Plusieurs dizaines de cavaliers, suivis par des centaines de fantassins, s’élançaient à l’assaut du camp de Nur al-Din. Et ceux du Krak les encourageaient :
— Attaquez ! Attaquez !
Au lieu de venir du midi, comme Morgennes, ils arrivèrent par le nord-ouest, dévalant les flancs du Djebel Ansaryia dans une avalanche de poussière. Une longue colonne de cavaliers, alignés deux par deux, avait mis à profit le masque inébranlable du Krak des Chevaliers pour avancer à couvert.
Morgennes vit les blancs étendards à croix rouge et les noirs à croix blanche surgir brusquement de l’épaulement de la montagne, et fondre sur les Sarrasins.
— Les renforts, enfin !
Il avait réussi !
C’est alors qu’un coup de sabre le ramena à la réalité. Un soldat damascène venait de le lui planter dans le ventre, et une douleur fulgurante lui traversa le corps.
Il aurait dû mourir, vider les étriers et tomber à terre. Mais il ne mourut pas. Au contraire, il trouva la force de lever son épée et de l’abattre sur le crâne du soldat, qu’il fendit en deux. Voyant cela, les autres musulmans, qui s’étaient approchés dans l’espoir de l’achever, prirent la fuite, terrorisés.

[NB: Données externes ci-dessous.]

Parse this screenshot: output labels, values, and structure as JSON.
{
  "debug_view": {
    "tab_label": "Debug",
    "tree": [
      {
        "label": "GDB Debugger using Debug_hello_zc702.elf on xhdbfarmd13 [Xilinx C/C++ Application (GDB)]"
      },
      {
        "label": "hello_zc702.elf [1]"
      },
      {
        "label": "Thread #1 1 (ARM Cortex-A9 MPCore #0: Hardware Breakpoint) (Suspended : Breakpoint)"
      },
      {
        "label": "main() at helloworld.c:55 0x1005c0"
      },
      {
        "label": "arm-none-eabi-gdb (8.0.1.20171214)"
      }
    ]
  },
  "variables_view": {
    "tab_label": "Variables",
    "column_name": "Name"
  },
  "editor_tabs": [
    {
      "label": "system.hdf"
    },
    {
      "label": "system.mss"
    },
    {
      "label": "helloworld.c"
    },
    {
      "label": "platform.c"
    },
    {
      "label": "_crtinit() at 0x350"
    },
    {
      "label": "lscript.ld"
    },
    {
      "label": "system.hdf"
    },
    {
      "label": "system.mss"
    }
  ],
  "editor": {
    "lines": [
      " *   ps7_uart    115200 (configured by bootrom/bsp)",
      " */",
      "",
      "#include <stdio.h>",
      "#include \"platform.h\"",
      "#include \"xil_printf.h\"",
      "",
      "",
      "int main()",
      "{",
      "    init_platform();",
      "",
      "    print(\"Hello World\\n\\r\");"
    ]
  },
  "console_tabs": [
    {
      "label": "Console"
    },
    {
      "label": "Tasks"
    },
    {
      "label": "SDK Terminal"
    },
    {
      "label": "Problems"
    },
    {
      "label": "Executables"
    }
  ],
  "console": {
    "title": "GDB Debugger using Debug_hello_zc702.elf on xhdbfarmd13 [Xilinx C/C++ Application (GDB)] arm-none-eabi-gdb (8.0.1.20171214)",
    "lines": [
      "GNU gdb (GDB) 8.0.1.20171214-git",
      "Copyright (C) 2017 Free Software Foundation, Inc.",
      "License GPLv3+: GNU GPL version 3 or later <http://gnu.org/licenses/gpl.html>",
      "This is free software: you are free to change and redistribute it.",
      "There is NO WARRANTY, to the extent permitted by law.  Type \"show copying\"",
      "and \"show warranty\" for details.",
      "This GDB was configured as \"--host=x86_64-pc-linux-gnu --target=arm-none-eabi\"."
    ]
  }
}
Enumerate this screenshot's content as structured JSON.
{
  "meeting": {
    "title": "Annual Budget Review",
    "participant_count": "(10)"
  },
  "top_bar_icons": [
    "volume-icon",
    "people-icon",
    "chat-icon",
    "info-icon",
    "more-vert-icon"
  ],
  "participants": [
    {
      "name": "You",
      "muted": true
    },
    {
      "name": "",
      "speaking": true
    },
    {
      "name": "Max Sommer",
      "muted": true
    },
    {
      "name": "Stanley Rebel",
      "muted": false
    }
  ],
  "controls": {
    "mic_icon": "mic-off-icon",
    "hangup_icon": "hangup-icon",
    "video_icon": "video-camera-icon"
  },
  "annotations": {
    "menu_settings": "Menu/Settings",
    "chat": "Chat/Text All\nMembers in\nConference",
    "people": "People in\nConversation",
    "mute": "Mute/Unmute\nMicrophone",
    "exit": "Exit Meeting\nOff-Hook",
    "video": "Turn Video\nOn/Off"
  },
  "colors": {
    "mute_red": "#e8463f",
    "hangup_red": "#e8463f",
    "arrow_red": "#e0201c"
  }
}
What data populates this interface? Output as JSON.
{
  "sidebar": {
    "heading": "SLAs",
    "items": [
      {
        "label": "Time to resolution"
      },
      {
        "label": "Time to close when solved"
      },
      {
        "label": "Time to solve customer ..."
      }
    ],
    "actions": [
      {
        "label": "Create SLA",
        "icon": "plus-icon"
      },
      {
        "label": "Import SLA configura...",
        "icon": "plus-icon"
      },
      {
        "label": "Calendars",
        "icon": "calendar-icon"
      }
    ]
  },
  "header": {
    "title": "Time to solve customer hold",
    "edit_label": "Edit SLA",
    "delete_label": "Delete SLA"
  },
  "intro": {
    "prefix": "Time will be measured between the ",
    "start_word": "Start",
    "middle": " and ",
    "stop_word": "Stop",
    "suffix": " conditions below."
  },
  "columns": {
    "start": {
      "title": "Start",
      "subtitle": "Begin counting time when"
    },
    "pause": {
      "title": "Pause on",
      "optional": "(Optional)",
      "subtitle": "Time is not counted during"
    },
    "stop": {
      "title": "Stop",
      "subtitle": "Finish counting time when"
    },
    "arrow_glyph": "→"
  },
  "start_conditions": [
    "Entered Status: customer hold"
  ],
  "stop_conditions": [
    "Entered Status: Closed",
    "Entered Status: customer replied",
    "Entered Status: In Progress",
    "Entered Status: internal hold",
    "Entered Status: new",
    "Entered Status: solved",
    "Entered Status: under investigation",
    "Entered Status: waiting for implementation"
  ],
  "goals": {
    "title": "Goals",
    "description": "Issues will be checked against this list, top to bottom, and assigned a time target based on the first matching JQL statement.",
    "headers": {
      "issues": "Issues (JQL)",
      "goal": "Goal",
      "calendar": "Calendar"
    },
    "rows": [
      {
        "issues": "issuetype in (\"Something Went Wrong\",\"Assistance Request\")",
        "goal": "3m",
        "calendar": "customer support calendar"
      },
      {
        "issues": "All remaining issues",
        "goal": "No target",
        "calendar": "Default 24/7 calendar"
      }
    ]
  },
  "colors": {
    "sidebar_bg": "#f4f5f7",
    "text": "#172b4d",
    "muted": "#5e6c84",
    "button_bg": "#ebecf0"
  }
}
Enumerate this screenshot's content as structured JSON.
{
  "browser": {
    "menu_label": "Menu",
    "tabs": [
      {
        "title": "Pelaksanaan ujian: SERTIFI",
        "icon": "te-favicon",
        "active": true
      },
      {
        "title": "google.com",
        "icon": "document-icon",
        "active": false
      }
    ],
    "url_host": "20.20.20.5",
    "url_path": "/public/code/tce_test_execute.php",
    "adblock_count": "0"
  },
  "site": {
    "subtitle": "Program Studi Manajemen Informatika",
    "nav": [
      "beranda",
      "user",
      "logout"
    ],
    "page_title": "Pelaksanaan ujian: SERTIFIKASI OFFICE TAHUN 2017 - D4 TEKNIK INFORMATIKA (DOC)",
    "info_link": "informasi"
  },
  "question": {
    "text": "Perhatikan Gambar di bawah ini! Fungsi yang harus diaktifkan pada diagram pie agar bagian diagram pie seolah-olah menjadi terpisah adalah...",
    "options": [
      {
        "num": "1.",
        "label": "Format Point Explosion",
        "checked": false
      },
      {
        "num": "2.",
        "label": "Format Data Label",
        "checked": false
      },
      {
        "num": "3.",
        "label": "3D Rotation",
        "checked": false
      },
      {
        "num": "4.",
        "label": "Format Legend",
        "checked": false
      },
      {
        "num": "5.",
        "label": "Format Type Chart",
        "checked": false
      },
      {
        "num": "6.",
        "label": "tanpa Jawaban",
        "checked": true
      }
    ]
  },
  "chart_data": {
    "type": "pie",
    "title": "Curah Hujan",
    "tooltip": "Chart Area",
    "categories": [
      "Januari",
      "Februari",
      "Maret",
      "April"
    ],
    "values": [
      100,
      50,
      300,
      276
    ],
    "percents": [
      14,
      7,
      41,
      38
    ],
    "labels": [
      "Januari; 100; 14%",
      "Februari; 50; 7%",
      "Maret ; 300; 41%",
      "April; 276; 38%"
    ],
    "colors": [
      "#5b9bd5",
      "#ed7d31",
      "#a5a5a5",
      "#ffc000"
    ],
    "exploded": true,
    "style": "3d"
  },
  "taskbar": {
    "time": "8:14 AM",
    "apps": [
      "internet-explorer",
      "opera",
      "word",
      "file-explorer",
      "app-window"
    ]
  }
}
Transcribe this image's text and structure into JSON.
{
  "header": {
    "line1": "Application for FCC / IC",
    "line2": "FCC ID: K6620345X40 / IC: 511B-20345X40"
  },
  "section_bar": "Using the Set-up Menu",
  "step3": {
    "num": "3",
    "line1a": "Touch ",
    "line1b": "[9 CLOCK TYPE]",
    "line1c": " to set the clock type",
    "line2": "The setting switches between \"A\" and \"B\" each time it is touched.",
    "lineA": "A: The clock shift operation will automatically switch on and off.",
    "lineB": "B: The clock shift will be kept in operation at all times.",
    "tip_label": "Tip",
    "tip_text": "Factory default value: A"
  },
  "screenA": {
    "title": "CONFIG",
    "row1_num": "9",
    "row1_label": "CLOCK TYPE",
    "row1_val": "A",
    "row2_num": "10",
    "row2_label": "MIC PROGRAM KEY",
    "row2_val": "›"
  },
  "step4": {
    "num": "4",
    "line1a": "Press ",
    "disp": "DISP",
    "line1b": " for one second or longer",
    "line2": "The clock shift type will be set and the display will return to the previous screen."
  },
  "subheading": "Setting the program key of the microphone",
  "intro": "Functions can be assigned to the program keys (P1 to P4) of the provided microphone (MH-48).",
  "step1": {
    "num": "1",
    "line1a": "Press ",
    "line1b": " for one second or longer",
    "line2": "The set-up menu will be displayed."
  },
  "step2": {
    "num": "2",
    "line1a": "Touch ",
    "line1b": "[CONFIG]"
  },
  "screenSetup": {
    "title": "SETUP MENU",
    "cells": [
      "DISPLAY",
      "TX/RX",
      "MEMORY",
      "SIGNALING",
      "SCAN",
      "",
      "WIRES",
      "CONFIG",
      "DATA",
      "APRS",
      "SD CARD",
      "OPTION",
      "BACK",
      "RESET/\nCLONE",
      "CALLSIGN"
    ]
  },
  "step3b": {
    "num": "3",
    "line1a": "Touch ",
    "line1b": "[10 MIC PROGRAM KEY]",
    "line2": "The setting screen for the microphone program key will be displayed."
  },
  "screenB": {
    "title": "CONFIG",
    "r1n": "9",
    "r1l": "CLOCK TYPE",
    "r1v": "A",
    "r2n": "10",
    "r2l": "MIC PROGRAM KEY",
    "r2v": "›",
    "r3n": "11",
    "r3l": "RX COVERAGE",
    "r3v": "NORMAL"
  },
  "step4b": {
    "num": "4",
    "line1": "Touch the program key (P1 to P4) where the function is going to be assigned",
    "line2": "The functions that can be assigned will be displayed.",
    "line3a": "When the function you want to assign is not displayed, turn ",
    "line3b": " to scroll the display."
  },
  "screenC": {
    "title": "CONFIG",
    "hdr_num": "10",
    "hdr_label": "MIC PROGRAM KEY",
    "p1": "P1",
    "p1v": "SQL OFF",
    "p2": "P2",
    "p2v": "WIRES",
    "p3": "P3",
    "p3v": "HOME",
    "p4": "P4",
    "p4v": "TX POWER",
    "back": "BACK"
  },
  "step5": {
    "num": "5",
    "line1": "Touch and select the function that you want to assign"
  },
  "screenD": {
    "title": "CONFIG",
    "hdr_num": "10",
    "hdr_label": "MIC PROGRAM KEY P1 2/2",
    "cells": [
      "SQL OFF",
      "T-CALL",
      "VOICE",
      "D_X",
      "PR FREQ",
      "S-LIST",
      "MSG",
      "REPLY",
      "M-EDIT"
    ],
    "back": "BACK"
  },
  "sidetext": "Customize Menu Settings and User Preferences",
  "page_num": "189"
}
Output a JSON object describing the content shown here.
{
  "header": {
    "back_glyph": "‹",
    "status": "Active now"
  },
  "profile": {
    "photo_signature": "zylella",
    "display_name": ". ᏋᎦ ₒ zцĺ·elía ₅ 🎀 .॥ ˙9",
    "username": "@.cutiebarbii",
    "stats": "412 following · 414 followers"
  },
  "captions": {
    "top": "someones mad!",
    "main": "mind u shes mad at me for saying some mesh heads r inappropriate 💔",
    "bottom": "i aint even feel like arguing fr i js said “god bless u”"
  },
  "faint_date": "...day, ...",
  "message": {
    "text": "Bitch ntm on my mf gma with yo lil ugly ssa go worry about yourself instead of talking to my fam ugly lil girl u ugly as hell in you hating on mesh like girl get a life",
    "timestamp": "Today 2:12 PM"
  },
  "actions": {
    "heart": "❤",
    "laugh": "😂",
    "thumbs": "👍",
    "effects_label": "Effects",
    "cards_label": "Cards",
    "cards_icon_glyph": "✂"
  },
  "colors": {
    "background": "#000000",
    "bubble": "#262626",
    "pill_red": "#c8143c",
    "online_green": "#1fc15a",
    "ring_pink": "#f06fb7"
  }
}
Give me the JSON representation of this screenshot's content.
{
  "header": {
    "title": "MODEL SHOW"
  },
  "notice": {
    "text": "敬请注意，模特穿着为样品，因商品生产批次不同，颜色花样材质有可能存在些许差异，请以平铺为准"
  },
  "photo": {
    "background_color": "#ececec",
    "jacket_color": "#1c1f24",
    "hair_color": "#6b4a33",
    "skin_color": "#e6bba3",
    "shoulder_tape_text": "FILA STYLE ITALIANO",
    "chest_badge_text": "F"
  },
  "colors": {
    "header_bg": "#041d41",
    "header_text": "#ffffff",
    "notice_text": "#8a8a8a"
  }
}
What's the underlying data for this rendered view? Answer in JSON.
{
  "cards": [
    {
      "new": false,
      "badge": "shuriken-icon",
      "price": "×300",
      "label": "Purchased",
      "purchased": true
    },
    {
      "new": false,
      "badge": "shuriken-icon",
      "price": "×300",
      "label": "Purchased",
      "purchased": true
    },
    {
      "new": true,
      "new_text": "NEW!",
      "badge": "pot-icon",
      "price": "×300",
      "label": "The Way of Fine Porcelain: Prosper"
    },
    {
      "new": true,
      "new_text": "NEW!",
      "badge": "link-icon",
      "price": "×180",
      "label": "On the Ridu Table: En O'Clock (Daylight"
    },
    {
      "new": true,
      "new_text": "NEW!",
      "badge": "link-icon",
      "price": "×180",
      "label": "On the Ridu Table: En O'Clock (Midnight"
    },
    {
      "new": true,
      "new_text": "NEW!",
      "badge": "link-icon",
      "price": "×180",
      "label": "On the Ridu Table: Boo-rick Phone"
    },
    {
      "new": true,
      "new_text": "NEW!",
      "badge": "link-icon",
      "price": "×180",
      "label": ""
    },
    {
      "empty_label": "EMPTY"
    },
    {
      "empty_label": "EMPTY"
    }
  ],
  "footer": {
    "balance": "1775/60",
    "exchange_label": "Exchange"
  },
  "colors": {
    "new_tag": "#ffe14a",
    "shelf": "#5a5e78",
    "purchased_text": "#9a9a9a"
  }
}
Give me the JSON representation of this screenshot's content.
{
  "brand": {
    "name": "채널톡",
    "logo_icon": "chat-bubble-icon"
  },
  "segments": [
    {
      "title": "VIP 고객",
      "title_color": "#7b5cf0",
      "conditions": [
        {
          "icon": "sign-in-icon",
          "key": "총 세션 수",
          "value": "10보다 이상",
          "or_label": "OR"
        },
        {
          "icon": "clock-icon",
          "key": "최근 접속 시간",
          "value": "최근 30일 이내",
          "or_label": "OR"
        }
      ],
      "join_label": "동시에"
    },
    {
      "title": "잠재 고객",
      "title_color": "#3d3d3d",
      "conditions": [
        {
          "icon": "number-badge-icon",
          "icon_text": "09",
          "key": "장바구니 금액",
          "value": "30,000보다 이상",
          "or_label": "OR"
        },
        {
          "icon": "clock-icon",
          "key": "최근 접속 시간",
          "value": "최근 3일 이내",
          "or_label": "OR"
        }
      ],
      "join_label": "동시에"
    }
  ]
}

Serrant les dents, Morgennes éperonna Iblis et s’élança en direction de la grande tente blanche surmontée d’un croissant d’or qu’il croyait être celle de Nur al-Din.
Ce dernier, d’abord averti par les légères secousses du sol qui avaient fait trembler son thé, puis par les hurlements qu’il entendait dehors, se doutait bien qu’une catastrophe était en train de se produire. Jusqu’à présent, son plan s’était déroulé à merveille – mais voici que l’imprévu surgissait sous la forme d’un chevalier ne portant pas d’armure, monté sur un cheval blanc, et qui criait partout « Saint Georges ! Saint Georges et le dragon ! En avant ! »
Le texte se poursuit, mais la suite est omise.